Something that is often overlooked in a business purchase, is the current lease agreement with the owner. If the business is set up in a particular location, it’s important to find out if you can assume the seller’s existing lease. Also understanding what the current terms are on the lease, for instance how long is left on the agreement, or if the landlord is thinking of selling the property could make or break your business deal.
Ensuring you’re across all current and expiring contractual obligations could mean the difference between profit and loss. Going through business financials can be messy and sometimes items can be missed. It’s important that all subscriptions, contracts, partnerships, and affiliates are accounted for to paint a clear idea of your realistic outgoings. It’s also crucial to know if important contracts are up for renewal which could mean an increase in spend or change in partnership circumstances with you and a third party.
Regardless of how much research and due diligence you’ve put into the current business landscape, it’s strongly advised to get an indemnity from the seller. An indemnity is a security or protection against a loss or other financial burden. It means that should something sinister be at play, you cannot be sued for the actions of the previous owner. It should also be said that you should be prepared to give the seller an indemnity too to ensure your actions do not affect them after the business is exchanged.
Culture is so incredibly important within a business. It not only affects employees but also your clientele. If the culture has been unpleasant, you could see yourself with a handful of unsatisfied employees which will need to be managed.

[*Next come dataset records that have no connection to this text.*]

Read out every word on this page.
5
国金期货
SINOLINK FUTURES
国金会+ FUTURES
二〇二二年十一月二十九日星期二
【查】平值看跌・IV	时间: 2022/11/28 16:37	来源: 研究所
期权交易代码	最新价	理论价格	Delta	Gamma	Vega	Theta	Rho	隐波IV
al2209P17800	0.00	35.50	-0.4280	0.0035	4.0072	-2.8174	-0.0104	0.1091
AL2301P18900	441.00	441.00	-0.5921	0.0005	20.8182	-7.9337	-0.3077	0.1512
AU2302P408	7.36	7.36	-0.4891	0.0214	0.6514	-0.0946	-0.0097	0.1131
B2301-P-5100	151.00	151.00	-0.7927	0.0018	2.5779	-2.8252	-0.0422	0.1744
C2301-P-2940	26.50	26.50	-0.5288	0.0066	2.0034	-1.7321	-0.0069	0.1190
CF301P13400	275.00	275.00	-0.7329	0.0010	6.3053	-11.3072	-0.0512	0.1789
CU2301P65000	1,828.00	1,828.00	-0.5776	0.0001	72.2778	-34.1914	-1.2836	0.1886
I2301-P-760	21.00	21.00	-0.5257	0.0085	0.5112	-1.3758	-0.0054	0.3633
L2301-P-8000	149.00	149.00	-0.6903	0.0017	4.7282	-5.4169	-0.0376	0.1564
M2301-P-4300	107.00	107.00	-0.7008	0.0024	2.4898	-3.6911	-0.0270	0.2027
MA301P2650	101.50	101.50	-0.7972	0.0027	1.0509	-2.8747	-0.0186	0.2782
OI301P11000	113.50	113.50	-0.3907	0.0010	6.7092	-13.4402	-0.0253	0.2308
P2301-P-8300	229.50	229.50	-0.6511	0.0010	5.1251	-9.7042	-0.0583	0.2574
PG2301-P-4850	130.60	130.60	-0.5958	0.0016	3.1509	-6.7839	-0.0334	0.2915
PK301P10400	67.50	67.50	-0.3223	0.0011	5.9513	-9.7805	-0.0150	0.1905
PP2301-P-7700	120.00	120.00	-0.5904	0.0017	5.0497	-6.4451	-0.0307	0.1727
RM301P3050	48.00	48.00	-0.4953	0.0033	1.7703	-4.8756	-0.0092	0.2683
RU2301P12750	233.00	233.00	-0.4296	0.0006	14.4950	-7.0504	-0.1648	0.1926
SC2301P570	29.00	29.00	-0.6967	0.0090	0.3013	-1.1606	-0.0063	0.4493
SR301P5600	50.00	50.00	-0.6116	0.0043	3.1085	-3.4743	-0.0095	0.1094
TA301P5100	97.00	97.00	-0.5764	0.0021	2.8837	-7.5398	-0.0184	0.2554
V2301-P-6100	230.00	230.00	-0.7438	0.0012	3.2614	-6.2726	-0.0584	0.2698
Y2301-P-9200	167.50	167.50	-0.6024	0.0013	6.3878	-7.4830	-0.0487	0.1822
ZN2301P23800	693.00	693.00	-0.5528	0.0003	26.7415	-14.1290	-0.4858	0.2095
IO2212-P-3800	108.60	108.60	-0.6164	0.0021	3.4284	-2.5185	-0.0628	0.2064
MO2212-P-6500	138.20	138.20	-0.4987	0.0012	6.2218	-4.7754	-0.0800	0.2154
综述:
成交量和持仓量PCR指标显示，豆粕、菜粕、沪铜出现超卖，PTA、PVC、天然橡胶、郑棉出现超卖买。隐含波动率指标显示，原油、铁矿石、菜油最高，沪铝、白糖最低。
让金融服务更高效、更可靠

A bad business culture is a bad business strategy. It can suck resources and be quite costly in HR fees or remunerations. Understanding how your employees are feeling will likely give you a strong indication of how your customers are feeling too. They often go hand in hand. If your customers are not being treated well, or have a positive mindset towards the business, you’re going to have to work harder to win them and their loyalty back.
Buying a business should be an exciting time - and it is! But it is still important that you look at the facts in front of you, do your research and engage with relevant professionals who can help you throughout the buying process with confidence.